USA

Sinaloa cartel used phone data and surveillance cameras to find FBI informants, DOJ says

(Not ‘hacked phones’, not, change the title to say ‘used telephone data’)

By Raphael Satter

In a report published on Thursday, the US Department of Justice, Washington (Reuters) -inaloa, a hacker working for a drug cartel, was able to get the phone records of a FBI official and use Mexico City’s surveillance cameras to help watch and kill the agency’s informants.

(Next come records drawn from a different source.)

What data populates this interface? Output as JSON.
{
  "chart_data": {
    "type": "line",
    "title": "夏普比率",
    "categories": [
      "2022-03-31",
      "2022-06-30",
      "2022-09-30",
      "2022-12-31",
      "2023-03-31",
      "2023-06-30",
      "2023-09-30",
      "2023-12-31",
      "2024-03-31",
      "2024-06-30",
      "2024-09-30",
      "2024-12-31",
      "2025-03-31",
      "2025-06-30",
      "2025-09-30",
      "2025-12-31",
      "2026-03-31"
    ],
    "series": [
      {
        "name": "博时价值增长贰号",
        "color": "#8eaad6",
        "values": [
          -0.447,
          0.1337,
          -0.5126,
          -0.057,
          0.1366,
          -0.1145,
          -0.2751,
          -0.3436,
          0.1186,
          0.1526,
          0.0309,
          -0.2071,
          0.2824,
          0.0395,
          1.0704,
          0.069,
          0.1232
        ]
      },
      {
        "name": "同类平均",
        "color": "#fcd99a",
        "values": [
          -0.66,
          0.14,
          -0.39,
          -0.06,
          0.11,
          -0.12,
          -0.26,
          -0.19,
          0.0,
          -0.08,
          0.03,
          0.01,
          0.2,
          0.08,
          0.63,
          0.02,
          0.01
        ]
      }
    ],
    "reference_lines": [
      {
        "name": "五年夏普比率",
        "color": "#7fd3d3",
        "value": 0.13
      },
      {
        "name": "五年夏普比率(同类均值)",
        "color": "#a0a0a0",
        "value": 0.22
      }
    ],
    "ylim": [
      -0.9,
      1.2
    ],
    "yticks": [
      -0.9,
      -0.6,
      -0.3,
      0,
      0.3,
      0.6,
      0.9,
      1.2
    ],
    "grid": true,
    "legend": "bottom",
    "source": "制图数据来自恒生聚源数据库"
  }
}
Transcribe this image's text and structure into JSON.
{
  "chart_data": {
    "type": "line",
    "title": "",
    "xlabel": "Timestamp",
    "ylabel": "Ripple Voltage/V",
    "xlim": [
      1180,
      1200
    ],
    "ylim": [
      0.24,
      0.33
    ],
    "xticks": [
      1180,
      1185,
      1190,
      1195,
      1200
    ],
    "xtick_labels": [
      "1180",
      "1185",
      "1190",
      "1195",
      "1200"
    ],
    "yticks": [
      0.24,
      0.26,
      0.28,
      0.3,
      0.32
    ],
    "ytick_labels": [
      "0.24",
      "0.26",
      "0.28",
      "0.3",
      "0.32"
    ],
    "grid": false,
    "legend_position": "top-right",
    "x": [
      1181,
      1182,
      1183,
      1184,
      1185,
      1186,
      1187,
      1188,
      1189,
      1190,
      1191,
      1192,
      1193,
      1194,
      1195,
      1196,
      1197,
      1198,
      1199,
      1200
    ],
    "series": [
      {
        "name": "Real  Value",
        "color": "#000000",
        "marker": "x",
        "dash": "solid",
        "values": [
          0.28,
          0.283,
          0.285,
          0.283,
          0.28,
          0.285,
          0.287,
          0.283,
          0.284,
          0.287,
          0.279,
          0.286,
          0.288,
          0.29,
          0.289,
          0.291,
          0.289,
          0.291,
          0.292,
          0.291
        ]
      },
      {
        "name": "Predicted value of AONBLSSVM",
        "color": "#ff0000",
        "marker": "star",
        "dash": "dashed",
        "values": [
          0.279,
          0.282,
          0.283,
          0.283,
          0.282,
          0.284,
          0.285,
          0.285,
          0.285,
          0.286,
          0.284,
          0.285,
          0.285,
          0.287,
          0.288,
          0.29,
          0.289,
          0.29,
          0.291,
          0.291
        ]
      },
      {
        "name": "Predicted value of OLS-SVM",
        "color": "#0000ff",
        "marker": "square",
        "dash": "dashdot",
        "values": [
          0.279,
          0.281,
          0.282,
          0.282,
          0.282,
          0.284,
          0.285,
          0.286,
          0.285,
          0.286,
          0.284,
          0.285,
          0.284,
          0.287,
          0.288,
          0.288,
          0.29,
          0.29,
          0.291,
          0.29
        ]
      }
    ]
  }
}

The incident has been explained in the control of the FBI’s efforts to reduce the effects of the FBI’s “technical surveillance” everywhere, and a term used to describe the global proliferation of cameras and developing trade developed in wide stores of communication, travel and location data.

The report said that Hacker was working for a cartel directed by “El Chapo”, referring to the Sinaloa drug cartel, run by Joaquín “El Chapo” Guzmán, who was returned to the United States in 2017.

The report said that Hacker had identified a FBI Legal About the US Embassy in Mexico City and used the phone number of the attachment to “get the calls made and received calls and geographical location data”. In the report, Hacker also used the “Mexico City’s camera system (FBI official) through the city to follow the people he met (official).”

“Cartel used it to scare this information and to kill potential resources or witnesses in some cases.”

The report did not define the alleged hacker, Ataşe or victims.

The US Embassy in Mexico led questions to the states and justice departments that did not return the messages seeking comments immediately. A lawyer for FBI and El Chapo did not immediately return messages looking for comments.

The collection of detailed location data by a wide variety of commercial and official actors from the public phones created a thorny problem for intelligence and law enforcemental forces, many of which are based on hidden informants, along with the scope of continuous growing surveillance cameras.

The report said that the latest technological progress “makes less sophisticated countries and criminal enterprises define and use security vulnerabilities in the global surveillance economy than ever,” he said. He said that the FBI has a strategic plan in alleviating these security gaps and has made various suggestions for office personnel, including more training.